Free testing in private labs only for Ayushman Bharat beneficiaries: On 8 April, a Bench comprising Justices Ashok Bhushan and SR Bhat had directed both government and privately owned labs to make COVID-19 tests available free of cost. In a significant reversal, on 13 April, the Bench modified its order and held that such free testing in private labs need only be made available to those who are eligible under the Ayushman Bharat Pradhan Mantri Jan Aarogya Yojana ('Ayushman Bharat Yojana').
The question of who will compensate the private labs was left open by the Court in its previous order. In its modified order, the Court left it to the Ministry of Health and Family Welfare to issue appropriate guidelines in this regard.
Court issues video conferencing guidelines: On 5 April, a Bench comprising the Chief Justice, Justice DY Chandrachud and Justice L Nageswara Rao took suo motu cognisance of the need for uniform guidelines to govern video conferencing in courts across India.
On 6 April, it resorted to its powers under Article 142 of the Constitution to issue guidelines to implement video conferencing and other measures in courts across India. In its order, it emphasised that courts must strike a balance between preventing the spread of COVID-19 and ensuring access to justice.
Court strikes down 100% reservation in Scheduled Areas: On 22 April, a Constitution bench comprising Justices Arun Mishra, Indira Banerjee, Vineet Saran, MR Shah and Anirudha Bose struck down a notification of the Andhra Pradesh Governor providing 100% reservation in Scheduled Areas to teachers belonging to Scheduled Tribes. Through this judgment - Chebrolu Leela Prasad Rao and Ors. v.
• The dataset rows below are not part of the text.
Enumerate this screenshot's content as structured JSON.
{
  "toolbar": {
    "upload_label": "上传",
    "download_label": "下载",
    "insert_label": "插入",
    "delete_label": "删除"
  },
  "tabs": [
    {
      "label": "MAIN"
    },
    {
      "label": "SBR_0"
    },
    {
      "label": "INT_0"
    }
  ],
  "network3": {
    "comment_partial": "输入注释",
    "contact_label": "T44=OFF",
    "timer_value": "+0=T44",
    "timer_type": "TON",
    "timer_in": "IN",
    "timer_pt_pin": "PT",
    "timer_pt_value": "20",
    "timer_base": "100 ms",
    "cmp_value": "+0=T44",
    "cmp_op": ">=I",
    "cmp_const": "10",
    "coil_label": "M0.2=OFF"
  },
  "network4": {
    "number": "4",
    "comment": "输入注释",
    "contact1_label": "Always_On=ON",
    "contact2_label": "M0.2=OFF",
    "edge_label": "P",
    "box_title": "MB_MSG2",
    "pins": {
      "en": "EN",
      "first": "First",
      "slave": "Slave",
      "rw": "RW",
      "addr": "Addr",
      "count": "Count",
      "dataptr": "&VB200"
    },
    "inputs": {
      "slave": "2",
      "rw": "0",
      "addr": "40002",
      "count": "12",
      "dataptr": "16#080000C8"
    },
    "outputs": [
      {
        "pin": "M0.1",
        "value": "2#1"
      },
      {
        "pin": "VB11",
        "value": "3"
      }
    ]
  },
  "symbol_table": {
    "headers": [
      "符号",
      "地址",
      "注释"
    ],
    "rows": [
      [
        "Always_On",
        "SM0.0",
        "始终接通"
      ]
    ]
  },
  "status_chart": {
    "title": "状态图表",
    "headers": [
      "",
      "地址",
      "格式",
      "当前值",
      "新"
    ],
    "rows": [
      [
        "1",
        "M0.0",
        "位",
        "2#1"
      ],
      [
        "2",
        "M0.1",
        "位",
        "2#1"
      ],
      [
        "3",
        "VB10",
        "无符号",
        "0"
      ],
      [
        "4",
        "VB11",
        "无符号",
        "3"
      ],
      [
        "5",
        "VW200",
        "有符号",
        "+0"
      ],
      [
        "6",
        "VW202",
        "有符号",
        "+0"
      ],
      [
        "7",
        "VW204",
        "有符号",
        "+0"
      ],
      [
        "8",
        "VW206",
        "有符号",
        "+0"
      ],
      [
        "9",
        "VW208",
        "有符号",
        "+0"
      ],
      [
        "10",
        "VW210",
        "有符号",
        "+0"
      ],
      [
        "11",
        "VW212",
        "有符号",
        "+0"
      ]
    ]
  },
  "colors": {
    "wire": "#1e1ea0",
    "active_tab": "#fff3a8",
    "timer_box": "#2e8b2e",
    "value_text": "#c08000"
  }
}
State of AP and Ors. - the Court overturned the decision of the Andhra Pradesh High Court which had upheld the validity of the notification.
NEET applicable to minority institutions: In another significant Fundamental Rights judgment – Christian Medical College Vellore Association v. Union of India and Ors. – the Court held that the National Eligibility cum Entrance Test (NEET) did not violate the rights of minority institutions under the Constitution.
NEET was introduced in 2013 as a single, national level entrance examination for admission to medical and dental courses. Minority institutions had challenged it on the ground that it went against their right to administer educational institutions under Article 30 and also their freedom of occupation and trade under Article 19(1)(g).
Other than tracking the Court, we have added a wide range of content to the website in April. In the 'Judges' section, we have added the updated biographies of Justice Subhash Reddy, Justice Surya Kant, Justice BR Gavai and Justice Indira Banerjee.
In the ‘Court Data’ section, we first did an audit of the reasons given by the Supreme Court while rejecting RTI requests placed before it. We also did a deep dive into the effect that COVID-19 has had on Court’s output in the lockdown period. In our final Court Data piece for the month, we looked at how the Court’s registry has increased in size over the last decade and if it has any co-relation with the Court’s pendency.
In our ‘About the Court’ section, we added the procedure involved in the selection of judges to the Court, case allocation to them and the controversies which have riddled the Court on these matters.